For another recent study, we collaborated with colleagues in China and Germany to assess over 5,000 tree and wildflower specimens collected over the past 120 years. We wanted to see if the phenological shifts we documented in North America could also be found in the temperate forests of eastern Asia and central Europe.

Our team found a common pattern across all three continents. Trees and wildflowers are active earlier than in the past, and earlier in warmer years and locations.

However, in a surprising twist, we didn’t see the pattern of North American trees being any more susceptible than wildflowers from the other two continents. In Europe, wildflowers and canopy trees seemed to change together over time. In Asia, understory wildflowers moved more than trees, meaning they could receive more light, not less, in a warmer future.
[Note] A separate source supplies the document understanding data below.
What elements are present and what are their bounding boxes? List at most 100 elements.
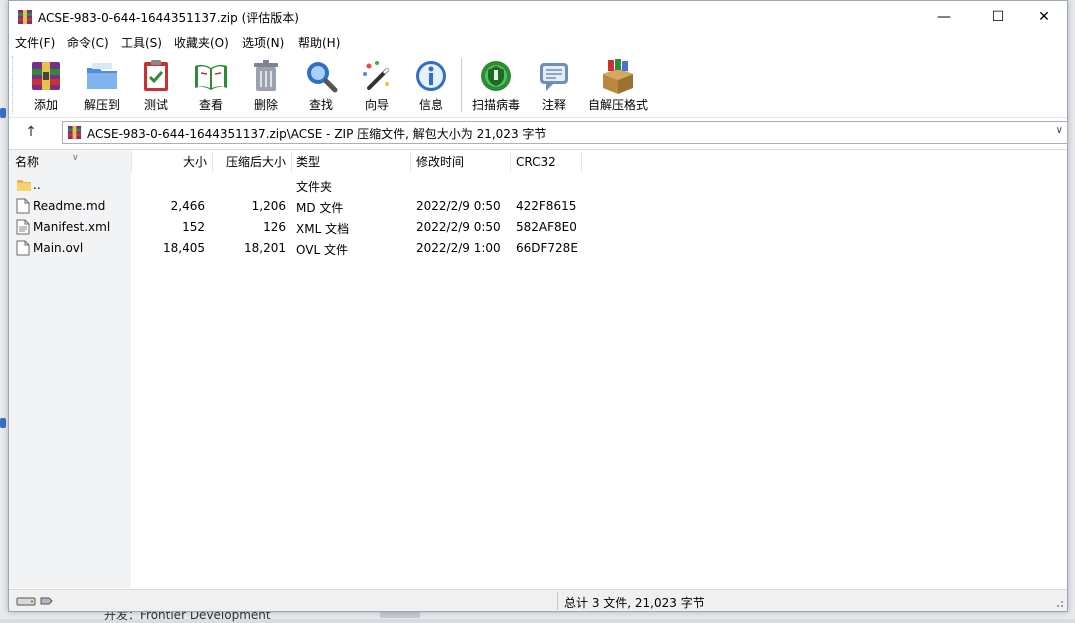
winrar-window: ACSE-983-0-644-1644351137.zip (评估版本) — ☐… [8,0,1068,612]
status-summary: 总计 3 文件, 21,023 字节 [564,596,705,610]
list-row[interactable]: Main.ovl 18,405 18,201 OVL 文件 2022/2/9 1… [9,238,609,259]
file-modified: 2022/2/9 1:00 [416,241,501,255]
list-row[interactable]: Manifest.xml 152 126 XML 文档 2022/2/9 0:5… [9,217,609,238]
menu-file[interactable]: 文件(F) [15,34,55,51]
column-divider[interactable] [510,152,511,172]
file-icon [16,198,30,214]
chevron-down-icon[interactable]: ∨ [1056,125,1063,136]
toolbar-grip[interactable] [12,56,16,114]
virus-scan-icon [481,61,511,91]
file-packed-size: 126 [263,220,286,234]
file-modified: 2022/2/9 0:50 [416,220,501,234]
add-label: 添加 [33,98,58,112]
list-row-parent[interactable]: .. 文件夹 [9,175,609,196]
file-name: .. [33,178,41,192]
column-divider[interactable] [291,152,292,172]
file-type: XML 文档 [296,222,350,236]
background-app-icon [0,418,6,428]
up-folder-button[interactable]: ↑ [21,122,41,142]
close-button[interactable]: ✕ [1021,1,1067,32]
menu-options[interactable]: 选项(N) [242,34,284,51]
xml-file-icon [16,219,30,235]
maximize-button[interactable]: ☐ [975,1,1021,32]
file-name: Manifest.xml [33,220,111,234]
sfx-button[interactable]: 自解压格式 [587,58,649,114]
info-label: 信息 [418,98,443,112]
status-bar: 总计 3 文件, 21,023 字节 [9,589,1067,611]
resize-grip-icon[interactable] [1054,598,1064,608]
extract-to-button[interactable]: 解压到 [75,58,129,114]
maximize-icon: ☐ [991,8,1005,25]
window-title: ACSE-983-0-644-1644351137.zip (评估版本) [38,11,299,25]
column-header-name[interactable]: 名称 ∨ [15,150,129,174]
background-app-icon [0,108,6,118]
file-icon [16,240,30,256]
find-label: 查找 [308,98,333,112]
sort-descending-icon: ∨ [72,153,79,163]
menu-help[interactable]: 帮助(H) [298,34,340,51]
path-text: ACSE-983-0-644-1644351137.zip\ACSE - ZIP… [87,127,547,141]
virus-scan-label: 扫描病毒 [471,98,520,112]
info-icon [416,61,446,91]
file-crc32: 66DF728E [516,241,578,255]
file-type: MD 文件 [296,201,344,215]
view-icon [195,64,227,90]
column-header-size[interactable]: 大小 [131,150,207,174]
comment-button[interactable]: 注释 [527,58,581,114]
archive-icon [67,125,82,140]
view-button[interactable]: 查看 [184,58,238,114]
file-list: 名称 ∨ 大小 压缩后大小 类型 修改时间 CRC32 .. 文件夹 Readm… [9,149,1067,588]
delete-button[interactable]: 删除 [239,58,293,114]
close-icon: ✕ [1038,8,1050,25]
file-crc32: 582AF8E0 [516,220,577,234]
info-button[interactable]: 信息 [404,58,458,114]
menu-commands[interactable]: 命令(C) [67,34,109,51]
column-header-packed[interactable]: 压缩后大小 [212,150,286,174]
file-modified: 2022/2/9 0:50 [416,199,501,213]
column-header-modified[interactable]: 修改时间 [416,150,508,174]
toolbar-separator [461,58,462,112]
status-divider [557,592,558,610]
file-packed-size: 18,201 [244,241,286,255]
delete-icon [254,60,278,91]
virus-scan-button[interactable]: 扫描病毒 [469,58,523,114]
wizard-button[interactable]: 向导 [350,58,404,114]
test-button[interactable]: 测试 [129,58,183,114]
view-label: 查看 [198,98,223,112]
sfx-icon [603,59,633,94]
title-bar[interactable]: ACSE-983-0-644-1644351137.zip (评估版本) — ☐… [9,1,1067,32]
extract-to-icon [87,63,117,89]
menu-favorites[interactable]: 收藏夹(O) [174,34,229,51]
column-header-crc32[interactable]: CRC32 [516,150,580,174]
winrar-app-icon [18,10,32,24]
find-icon [307,62,338,93]
path-combobox[interactable]: ACSE-983-0-644-1644351137.zip\ACSE - ZIP… [62,121,1068,144]
extract-to-label: 解压到 [83,98,120,112]
file-size: 152 [182,220,205,234]
minimize-button[interactable]: — [921,1,967,32]
file-size: 18,405 [163,241,205,255]
sfx-label: 自解压格式 [587,98,648,112]
delete-label: 删除 [253,98,278,112]
menu-tools[interactable]: 工具(S) [121,34,162,51]
toolbar: 添加 解压到 测试 查看 删除 查找 向导 信息 扫描病毒 注释 自解压格式 [9,52,1067,118]
column-divider[interactable] [410,152,411,172]
file-type: OVL 文件 [296,243,348,257]
test-label: 测试 [143,98,168,112]
folder-icon [17,180,31,191]
file-crc32: 422F8615 [516,199,577,213]
drive-icon[interactable] [15,593,55,609]
file-size: 2,466 [170,199,205,213]
file-name: Readme.md [33,199,106,213]
find-button[interactable]: 查找 [294,58,348,114]
minimize-icon: — [937,8,951,25]
add-button[interactable]: 添加 [19,58,73,114]
wizard-label: 向导 [364,98,389,112]
address-bar: ↑ ACSE-983-0-644-1644351137.zip\ACSE - Z… [9,119,1068,146]
column-header-type[interactable]: 类型 [296,150,406,174]
column-divider[interactable] [581,152,582,172]
add-archive-icon [32,62,60,90]
file-packed-size: 1,206 [251,199,286,213]
list-row[interactable]: Readme.md 2,466 1,206 MD 文件 2022/2/9 0:5… [9,196,609,217]
file-type: 文件夹 [296,180,333,194]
The differences we found between the three regions were mainly due to variation in tree sensitivity to temperature. Eastern North American trees reacted more strongly to temperature changes, while Asian trees reacted less strongly.

Inform forest management

Our results raise questions for future research. If spring temperatures are not the main clues determining flowering and flowering times for trees and wildflowers in East Asia, what are those clues? How does the shrinking window of spring sunlight for wildflowers in eastern North America affect their energy budgets and their ability to survive, grow and thrive?

Another question is whether there are any practical management techniques, such as thinning canopy trees or removing invasive plants, that can help wildflowers cope with the current challenges of climate change.

Such strategies could help people appreciate and conserve the full range of plants in the forests we depend on and cherish around the world.